La Presse Anarchiste

Mouvement social

Car­maux. — On connaît par ce qu’en ont dit les jour­naux quo­ti­diens, l’his­to­rique de la grève de Car­maux, l’acte de soli­da­ri­té des ver­riers de Car­maux et du Bous­quer d’Orb, refu­sant de reprendre le tra­vail parce que Bau­dot, et Pel­le­tier, secré­taires des syn­di­cats de ces deux loca­li­tés, avaient été ren­voyés sous le pré­texte qu’ils s’é­taient absen­tés pour assis­ter au congrès de Mar­seille, mais en réa­li­té parce qu’il avait plu a leurs cama­rades de les élire au conseil d’ar­ron­dis­se­ment. On connaît le refus abso­lu oppo­sé par la Com­pa­gnie à tout essai de conci­lia­tion et le chô­mage for­cé impo­sé par elle à 1700 ouvriers, c’est-à-dire à 3000 per­sonnes envi­ron, par le bon plai­sir d’une poi­gnée de capitalistes.

De ces faits se dégagent plu­sieurs ensei­gne­ments. Les socia­listes pré­co­nisent comme moyen d’af­fran­chis­se­ment la conquête des pou­voirs publics. Que les ouvriers, disent-ils, élisent de leurs cama­rades aux fonc­tions légis­la­tives, et quand ils seront la majo­ri­té, ils feront la loi au capi­tal. Les tra­vailleurs peuvent voir par ce qui se passe dans le Tarn com­bien il leur sera facile d’ar­ri­ver à ce résul­tat, dont l’ef­fi­ca­ci­té est d’ailleurs bien pro­blé­ma­tique, puisque quand leurs suf­frages dési­gnent un des leurs pour les repré­sen­ter, ils se voient refu­ser le pain à eux et à leurs familles.

Ensuite le lan­gage employé par la Com­pa­gnie des ver­re­ries du Tarn doit les édi­fier sur la façon dont les capi­ta­listes com­prennent la situa­tion res­pec­tive d’employeur et d’employés. Il n’est ques­tion dans leurs notes que « d’au­to­ri­sa­tion », de « bonne dis­ci­pline », etc. De pareils termes prouvent le plus clai­re­ment du monde que ces gens-là, parce qu’ils ont l’or en poche, consi­dèrent ceux qui le leur ont pro­cu­ré comme des esclaves, des serfs, des sujets qui leur doivent obéis­sance et aux­quels il est inter­dit de s’oc­cu­per de leurs inté­rêts sans en avoir au préa­lable sol­li­ci­té la per­mis­sion.

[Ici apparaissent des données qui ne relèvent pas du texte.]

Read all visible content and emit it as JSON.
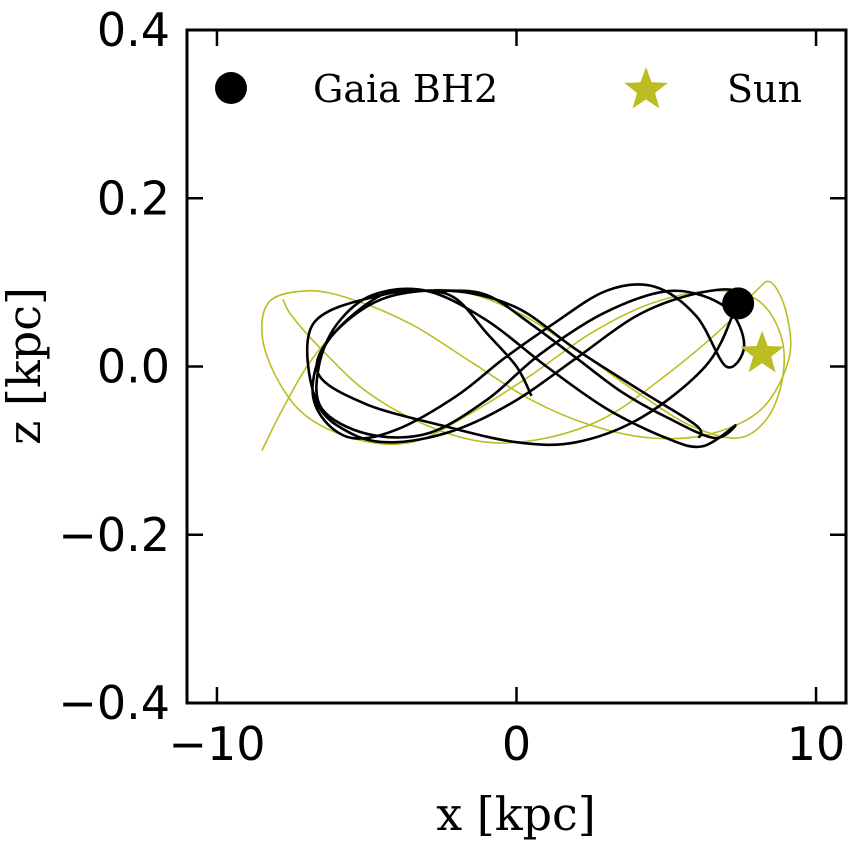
{
  "chart_data": {
    "type": "line",
    "title": "",
    "xlabel": "x [kpc]",
    "ylabel": "z [kpc]",
    "xlim": [
      -11,
      11
    ],
    "ylim": [
      -0.4,
      0.4
    ],
    "xticks": [
      -10,
      0,
      10
    ],
    "xtick_labels": [
      "−10",
      "0",
      "10"
    ],
    "yticks": [
      -0.4,
      -0.2,
      0.0,
      0.2,
      0.4
    ],
    "ytick_labels": [
      "−0.4",
      "−0.2",
      "0.0",
      "0.2",
      "0.4"
    ],
    "grid": false,
    "legend_position": "top",
    "series": [
      {
        "name": "Gaia BH2",
        "color": "#000000",
        "marker": "circle",
        "current_position": [
          7.4,
          0.075
        ],
        "orbit_x": [
          0.5,
          0.0,
          -1.0,
          -2.0,
          -3.0,
          -4.5,
          -6.2,
          -6.8,
          -6.5,
          -5.5,
          -4.0,
          -2.0,
          -0.4,
          1.2,
          3.0,
          4.6,
          6.0,
          7.0,
          7.6,
          7.0,
          5.2,
          3.0,
          0.8,
          -1.0,
          -3.0,
          -5.0,
          -6.5,
          -6.6,
          -6.0,
          -4.8,
          -3.0,
          -1.0,
          1.0,
          3.0,
          5.0,
          6.2,
          7.3,
          6.6,
          5.0,
          3.5,
          2.0,
          0.5,
          -1.0,
          -2.5,
          -4.5,
          -6.8,
          -6.7,
          -5.5,
          -4.0,
          -2.0,
          0.0,
          2.0,
          4.0,
          5.8,
          7.3,
          7.2,
          6.3,
          4.2,
          2.0,
          0.0,
          -2.5,
          -5.0,
          -6.6,
          -6.2,
          -4.5,
          -2.2,
          0.0,
          2.0,
          4.2,
          6.0,
          6.1
        ],
        "orbit_z": [
          -0.035,
          0.0,
          0.04,
          0.08,
          0.09,
          0.085,
          0.035,
          -0.02,
          -0.06,
          -0.085,
          -0.075,
          -0.035,
          0.01,
          0.05,
          0.09,
          0.095,
          0.06,
          0.0,
          0.025,
          0.07,
          0.09,
          0.065,
          0.015,
          -0.04,
          -0.08,
          -0.08,
          -0.05,
          0.0,
          0.05,
          0.085,
          0.09,
          0.055,
          0.0,
          -0.05,
          -0.085,
          -0.095,
          -0.07,
          -0.085,
          -0.06,
          -0.03,
          0.01,
          0.05,
          0.085,
          0.09,
          0.085,
          0.05,
          -0.04,
          -0.08,
          -0.09,
          -0.075,
          -0.04,
          0.01,
          0.06,
          0.085,
          0.09,
          0.06,
          0.0,
          -0.06,
          -0.09,
          -0.09,
          -0.07,
          -0.045,
          -0.01,
          0.035,
          0.08,
          0.09,
          0.07,
          0.02,
          -0.03,
          -0.07,
          -0.085
        ]
      },
      {
        "name": "Sun",
        "color": "#bcbd22",
        "marker": "star",
        "current_position": [
          8.2,
          0.02
        ],
        "orbit_x": [
          -8.5,
          -7.8,
          -6.8,
          -5.5,
          -4.0,
          -2.0,
          0.0,
          2.0,
          4.0,
          5.8,
          7.4,
          8.4,
          8.9,
          8.8,
          8.0,
          6.5,
          4.5,
          2.5,
          0.5,
          -1.5,
          -3.5,
          -5.5,
          -7.3,
          -8.4,
          -8.3,
          -7.0,
          -5.5,
          -3.5,
          -1.5,
          0.5,
          2.5,
          4.5,
          6.5,
          8.2,
          9.1,
          9.0,
          8.5,
          8.0,
          7.0,
          5.0,
          3.0,
          1.0,
          -1.0,
          -3.0,
          -5.0,
          -6.5,
          -7.5,
          -7.8
        ],
        "orbit_z": [
          -0.1,
          -0.05,
          0.01,
          0.06,
          0.085,
          0.09,
          0.065,
          0.02,
          -0.03,
          -0.07,
          -0.085,
          -0.06,
          -0.01,
          0.04,
          0.08,
          0.09,
          0.075,
          0.04,
          -0.01,
          -0.055,
          -0.09,
          -0.085,
          -0.05,
          0.02,
          0.075,
          0.09,
          0.08,
          0.05,
          0.005,
          -0.04,
          -0.07,
          -0.085,
          -0.08,
          -0.05,
          0.01,
          0.065,
          0.1,
          0.09,
          0.05,
          -0.01,
          -0.06,
          -0.085,
          -0.09,
          -0.07,
          -0.03,
          0.02,
          0.06,
          0.08
        ]
      }
    ]
  }
}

Où donc sont les « grands prin­cipes » d’é­ga­li­té tant pro­cla­més par la Répu­blique, « cette fille de la grande Révo­lu­tion dont elle conserve pieu­se­ment les tra­di­tions » ? Où est cette pré­ten­due liber­té du contrat entre capi­tal et tra­vail tant prô­née par les éco­no­mistes bour­geois ? On croit rêver à la lec­ture de la réponse de la Com­pa­gnie, réponse que l’on dirait rédi­gée par un de ces sei­gneurs féo­daux que la bour­geoi­sie guillo­ti­na en 1793.

Enfin, voi­ci, d’une part, un outillage en ce moment sans uti­li­té, et, d’autre part, une masse de tra­vailleurs sachant l’u­ti­li­ser, mais souf­frant de la faim par le mau­vais vou­loir de gens qui « peuvent attendre ». Si ces affa­més, n’é­cou­tant que l’ins­tinct de la conser­va­tion, s’emparaient de l’ou­tillage et s’en ser­vaient pour sau­ver de la mort leurs femmes et leurs enfants, le gou­ver­ne­ment aurait hâte de faire inter­ve­nir la force armée dont il dis­pose pour réta­blir ce qu’il appel­le­rait « l’ordre ! » Et pour­tant, l’ins­tinct de la conser­va­tion entre-t-il en balance avec l’a­mour de l’or pour lui-même ?

Les gou­ver­nants qui fusillent les tra­vailleurs un peu par­tout, à Aubin, à la Rica­ma­rie, à Four­mies, etc., pour assu­rer, disent-ils, « la liber­té du tra­vail », ont une excel­lente occa­sion de prou­ver la fameuse sym­pa­thie qu’ils pro­fessent à tout pro­pos pour la classe ouvrière, et de leur assu­rer cette fois-ci « la liber­té du tra­vail » en fusillant les admi­nis­tra­teurs qui empêchent sans motif toute une popu­la­tion de vivre en travaillant.

Le feront-ils ? Ce serait peine per­due que de les mettre au défi.